Ter patrimônio não é crime, enriquecer legalmente tampouco.
Existem heranças, empresas, propriedades, investimentos e atividades privadas capazes de explicar perfeitamente o crescimento dos bens de uma pessoa.
Mas quem fez da política sua principal atividade profissional deve compreender que a transparência sobre seu patrimônio faz parte da vida pública.
E o eleitor tem o direito de perguntar.
As próprias declarações de bens apresentadas à Justiça Eleitoral permitem acompanhar a evolução patrimonial dos candidatos ao longo dos anos.
Basta comparar eleições diferentes.
Em alguns casos, políticos que começaram a trajetória com patrimônio modesto aparecem, depois de sucessivos mandatos, como donos de bens de valor elevado.
Quando isso acontece, a pergunta não deveria ser proibida nem considerada ofensiva.
Deveria ser natural: de onde veio o dinheiro?

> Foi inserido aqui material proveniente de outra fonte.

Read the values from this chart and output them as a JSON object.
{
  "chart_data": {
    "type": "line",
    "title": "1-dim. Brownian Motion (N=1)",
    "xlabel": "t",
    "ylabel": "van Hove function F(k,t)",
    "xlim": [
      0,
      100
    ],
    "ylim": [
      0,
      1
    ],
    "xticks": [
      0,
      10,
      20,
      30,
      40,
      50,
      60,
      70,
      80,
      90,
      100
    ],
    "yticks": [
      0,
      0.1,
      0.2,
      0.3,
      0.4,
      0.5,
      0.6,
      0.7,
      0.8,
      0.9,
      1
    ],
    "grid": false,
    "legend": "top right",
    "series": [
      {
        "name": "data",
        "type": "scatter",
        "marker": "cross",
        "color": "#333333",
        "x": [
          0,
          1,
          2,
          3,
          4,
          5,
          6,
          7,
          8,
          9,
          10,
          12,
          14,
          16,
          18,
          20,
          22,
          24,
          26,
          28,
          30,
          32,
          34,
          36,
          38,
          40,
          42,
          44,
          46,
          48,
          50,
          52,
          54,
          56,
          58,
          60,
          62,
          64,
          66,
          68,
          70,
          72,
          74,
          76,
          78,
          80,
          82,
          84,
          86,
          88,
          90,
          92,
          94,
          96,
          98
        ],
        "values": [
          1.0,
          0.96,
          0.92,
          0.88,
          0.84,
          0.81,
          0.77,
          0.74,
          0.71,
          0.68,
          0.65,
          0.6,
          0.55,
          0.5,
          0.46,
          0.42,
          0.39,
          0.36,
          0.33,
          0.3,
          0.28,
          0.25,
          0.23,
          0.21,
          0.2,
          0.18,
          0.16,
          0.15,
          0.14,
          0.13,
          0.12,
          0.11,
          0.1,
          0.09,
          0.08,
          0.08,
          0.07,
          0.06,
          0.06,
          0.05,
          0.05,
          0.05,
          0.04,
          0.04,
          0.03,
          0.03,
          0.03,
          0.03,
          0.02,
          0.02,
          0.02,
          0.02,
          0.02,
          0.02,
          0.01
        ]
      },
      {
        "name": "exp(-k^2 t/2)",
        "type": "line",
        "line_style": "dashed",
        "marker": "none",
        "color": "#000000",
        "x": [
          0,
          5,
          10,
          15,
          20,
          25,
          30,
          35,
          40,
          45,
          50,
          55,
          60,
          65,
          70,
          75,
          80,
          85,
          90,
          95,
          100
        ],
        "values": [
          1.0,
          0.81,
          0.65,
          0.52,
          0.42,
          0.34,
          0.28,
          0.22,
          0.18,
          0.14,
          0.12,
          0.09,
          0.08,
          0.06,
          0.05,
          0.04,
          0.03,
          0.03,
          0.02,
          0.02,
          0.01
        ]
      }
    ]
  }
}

Se há uma explicação legítima, ela deve ser apresentada com tranquilidade.
Quem pretende administrar bilhões de reais dos contribuintes não pode considerar invasivo que a sociedade queira compreender como administrou a própria vida financeira.
O problema maior surge quando a política deixa de ser entendida como serviço público e passa a funcionar como carreira permanente, atravessando décadas, cargos e gerações.
Mandato não deveria ser patrimônio.
Prefeitura não é empresa particular.